Nicknamed the ‘Milky way-2,’ or Tianhe-2, the supercomputer built at the Chinese National University of Defence Technology is twice as fast the USA’s super machine Titan.
According to the six-monthly TOP500 official listing of the world’s fastest supercomputers, the Tianhe-2 has the processing speed of 33.86 petaflops per second, which is equivalent to 33,860 trillion calculations per second.
The super machine, constructed by researchers at the university in central China’s Changsha city, thus beats the supercomputer Titan of the US Department of Energy, previously listed as the fastest in the world with the capacity of 17.59 petaflops per second.
"Most of the features of the system were developed in China, and they are only using Intel for the main compute part," said TOP500 editor Jack Dongarra in a news release accompanying the announcement. "The interconnect, operating system, front-end processors and software are mainly Chinese," said Mr Dongarra, who toured the Tianhe-2 development facility in May.
It is not the first time China has managed to become the world’s supercomputing champion. In November 2010, the Tianhe-2's predecessor, Tianhe-1A, took the first spot, but was knocked down by Japan's K computer a few months later.
In less than three years that have passed since Tianhe-1A , China has achieved an over ten-fold processing speed improvement.
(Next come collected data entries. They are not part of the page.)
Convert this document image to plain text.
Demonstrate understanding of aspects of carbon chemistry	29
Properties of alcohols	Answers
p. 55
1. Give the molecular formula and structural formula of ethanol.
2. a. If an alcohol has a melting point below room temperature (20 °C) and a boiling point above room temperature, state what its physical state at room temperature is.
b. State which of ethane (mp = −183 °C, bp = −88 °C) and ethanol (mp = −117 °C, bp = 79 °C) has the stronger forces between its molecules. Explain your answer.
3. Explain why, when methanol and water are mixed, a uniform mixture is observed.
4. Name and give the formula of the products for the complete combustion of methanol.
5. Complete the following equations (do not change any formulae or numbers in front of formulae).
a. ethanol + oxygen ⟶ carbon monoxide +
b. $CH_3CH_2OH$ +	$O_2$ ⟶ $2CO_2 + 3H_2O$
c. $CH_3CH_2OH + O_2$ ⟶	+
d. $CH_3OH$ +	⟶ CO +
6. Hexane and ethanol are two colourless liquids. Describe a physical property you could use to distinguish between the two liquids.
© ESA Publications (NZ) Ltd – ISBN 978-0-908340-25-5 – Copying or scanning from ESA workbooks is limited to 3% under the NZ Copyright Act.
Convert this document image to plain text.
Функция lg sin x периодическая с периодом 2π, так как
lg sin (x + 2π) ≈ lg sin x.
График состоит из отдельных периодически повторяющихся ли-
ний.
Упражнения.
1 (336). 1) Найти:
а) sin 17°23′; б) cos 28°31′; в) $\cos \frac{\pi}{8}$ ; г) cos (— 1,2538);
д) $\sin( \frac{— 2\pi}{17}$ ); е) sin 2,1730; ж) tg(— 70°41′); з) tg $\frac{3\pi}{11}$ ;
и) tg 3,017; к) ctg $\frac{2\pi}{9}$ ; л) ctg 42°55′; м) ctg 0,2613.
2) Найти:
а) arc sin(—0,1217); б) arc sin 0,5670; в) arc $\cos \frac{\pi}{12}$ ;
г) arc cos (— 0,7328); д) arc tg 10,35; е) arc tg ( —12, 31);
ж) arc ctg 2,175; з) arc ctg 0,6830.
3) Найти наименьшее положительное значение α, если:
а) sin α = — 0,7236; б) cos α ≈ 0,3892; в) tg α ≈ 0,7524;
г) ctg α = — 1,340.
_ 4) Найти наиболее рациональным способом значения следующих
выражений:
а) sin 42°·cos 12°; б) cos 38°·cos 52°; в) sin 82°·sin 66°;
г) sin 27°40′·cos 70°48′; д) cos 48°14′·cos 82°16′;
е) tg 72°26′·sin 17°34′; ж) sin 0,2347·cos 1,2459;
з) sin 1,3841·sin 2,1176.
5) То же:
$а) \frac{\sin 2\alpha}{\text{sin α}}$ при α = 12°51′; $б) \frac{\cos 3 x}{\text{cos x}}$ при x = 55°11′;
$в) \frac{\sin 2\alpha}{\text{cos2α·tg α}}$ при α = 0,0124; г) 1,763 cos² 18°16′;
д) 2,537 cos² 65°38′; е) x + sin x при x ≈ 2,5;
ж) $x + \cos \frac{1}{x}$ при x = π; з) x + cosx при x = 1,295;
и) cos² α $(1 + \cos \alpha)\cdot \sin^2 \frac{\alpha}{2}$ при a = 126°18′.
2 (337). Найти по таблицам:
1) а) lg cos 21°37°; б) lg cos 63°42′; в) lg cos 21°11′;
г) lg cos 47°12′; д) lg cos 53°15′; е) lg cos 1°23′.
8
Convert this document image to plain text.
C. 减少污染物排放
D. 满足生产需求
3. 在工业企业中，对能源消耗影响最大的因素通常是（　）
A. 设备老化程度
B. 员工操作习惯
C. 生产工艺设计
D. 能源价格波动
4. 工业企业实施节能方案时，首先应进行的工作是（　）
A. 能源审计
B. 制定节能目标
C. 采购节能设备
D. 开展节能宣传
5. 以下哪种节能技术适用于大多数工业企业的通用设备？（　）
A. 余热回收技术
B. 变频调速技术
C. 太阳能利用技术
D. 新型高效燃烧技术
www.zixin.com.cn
Tianhe-1A was capable of processing 2.56 petaflop per second, which makes it belong to the top10 of world's fastest supercomputers even today.
Experts say the recent success is yet another proof of China turning into a fully-fledged science and technology powerhouse, which is able to successfully compete with the US, Japan or Europe,
Super-computers are used for complex work such as modelling weather systems, simulating nuclear explosions and designing airliners.